3) Construction du plan
- Le plan doit être la réponse à la problématique. Si votre problématique est claire et précise, le plan le sera également.
Quel type de plan adopter ?
- La problématique repose sur le fait que la procédure civile française est ambigüe quant à la question de l'action dans l'intérêt d'autrui. Cette ambigüité doit ressortir dans le plan et il apparait clairement un mouvement, une « oscillation » entre d'un côté l'affirmation d'un principe clair : l'exigence d'un intérêt personnel et d'un autre côté la multiplication d'exceptions sporadiques en faveur de l'action dans l'intérêt d'autrui. Le plan peut être bâti sur cette idée.
4) Bâtir l'introduction
Phrase d'attaque possible : Il est possible de partir de l'adage classique « nul ne plaide par procureur » ; Il est également possible de se baser sur l'actualité puisque qu'un projet de loi (avril 2013) actuellement en discussion au parlement vise à offrir aux associations agréées de consommateurs une action en réparation des préjudices individuels subis par un groupe de consommateurs lésés par un produit (class action).
A - Définition des termes du sujet
Action (latin : actio ) : droit d'agir en justice ; droit subjectif processuel d'être entendu par le juge ; définition légale à l'article 30 du Code de procédure civile.
Action définie comme un droit autonome : par rapport au droit substantiel et par rapport à la demande en justice (acte)
Intérêt : notion imprécise : avantage que l'action est susceptible de procurer au plaideur (matériel ou moral). La demande doit être susceptible d'améliorer sa condition juridique. Utilité de l'action. Intérêt ne se confond pas avec le préjudice.
Appréciation souveraine par juges du fond.
Condition essentielle : pas d'intérêt, pas d'action.
Condition d'existence du droit d'agir (art. 31 Code de procédure civile).

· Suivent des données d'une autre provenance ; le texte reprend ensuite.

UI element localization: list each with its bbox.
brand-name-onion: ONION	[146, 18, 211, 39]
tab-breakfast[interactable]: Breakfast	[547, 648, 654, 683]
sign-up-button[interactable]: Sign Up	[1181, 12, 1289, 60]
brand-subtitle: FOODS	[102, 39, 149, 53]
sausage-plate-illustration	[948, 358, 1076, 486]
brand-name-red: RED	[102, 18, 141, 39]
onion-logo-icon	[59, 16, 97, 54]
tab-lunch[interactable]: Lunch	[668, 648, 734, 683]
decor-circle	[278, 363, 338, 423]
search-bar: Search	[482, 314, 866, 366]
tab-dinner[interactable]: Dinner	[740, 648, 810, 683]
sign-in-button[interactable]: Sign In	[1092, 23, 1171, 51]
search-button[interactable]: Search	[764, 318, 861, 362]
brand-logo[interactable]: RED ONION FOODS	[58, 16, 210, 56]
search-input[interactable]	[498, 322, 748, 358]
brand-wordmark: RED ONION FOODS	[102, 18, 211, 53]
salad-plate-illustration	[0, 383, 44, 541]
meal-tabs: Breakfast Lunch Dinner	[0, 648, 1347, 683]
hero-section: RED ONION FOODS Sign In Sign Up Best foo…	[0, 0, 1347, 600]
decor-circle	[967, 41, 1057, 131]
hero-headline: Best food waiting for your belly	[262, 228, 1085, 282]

Distinction intérêt/ qualité (titre juridique permettant d'exiger un examen de la prétention). Notions souvent confondues car la qualité se ramène à l'obligation de justifier d'un intérêt. Mais distinction possible :
- Qualité = condition supplémentaire : restriction parmi les personnes ayant un intérêt à agir.
- Qualité = condition autonome : action attribuée pour défendre un intérêt déterminé autre que son propre intérêt personnel
Intérêt d'autrui : intérêt individuel autre que l'intérêt personnel du demandeur.
Distinction :
- intérêt général : intérêt de la société dans son ensemble (Seule le ministère public a compétence pour le défendre) ;
- intérêt collectif : ce n'est ni l'intérêt général, ni la pluralité d'intérêts particuliers. Intérêt collectif d'une profession, grandes causes (lutte contre racisme et les discriminations par exemple).
B - Intérêt du sujet
En principe, la procédure civile française est claire : on ne peut agir en justice que pour défendre son propre intérêt. On ne peut donc pas agir en défense de l'intérêt d'autrui : « Nul ne plaide par procureur ».
Expliquer le sens de la règle et son évolution
Règle de plus en plus écornée.
Question d'actualité : Introduction dans notre droit d'une class action à la française.
Volonté de mettre en place une action de groupe permettant aux associations de consommateurs d'agir en justice pour demander réparation de préjudices individuels subis par des consommateurs. Hypothèse d'un préjudice de masse (tabac, produits de consommation...).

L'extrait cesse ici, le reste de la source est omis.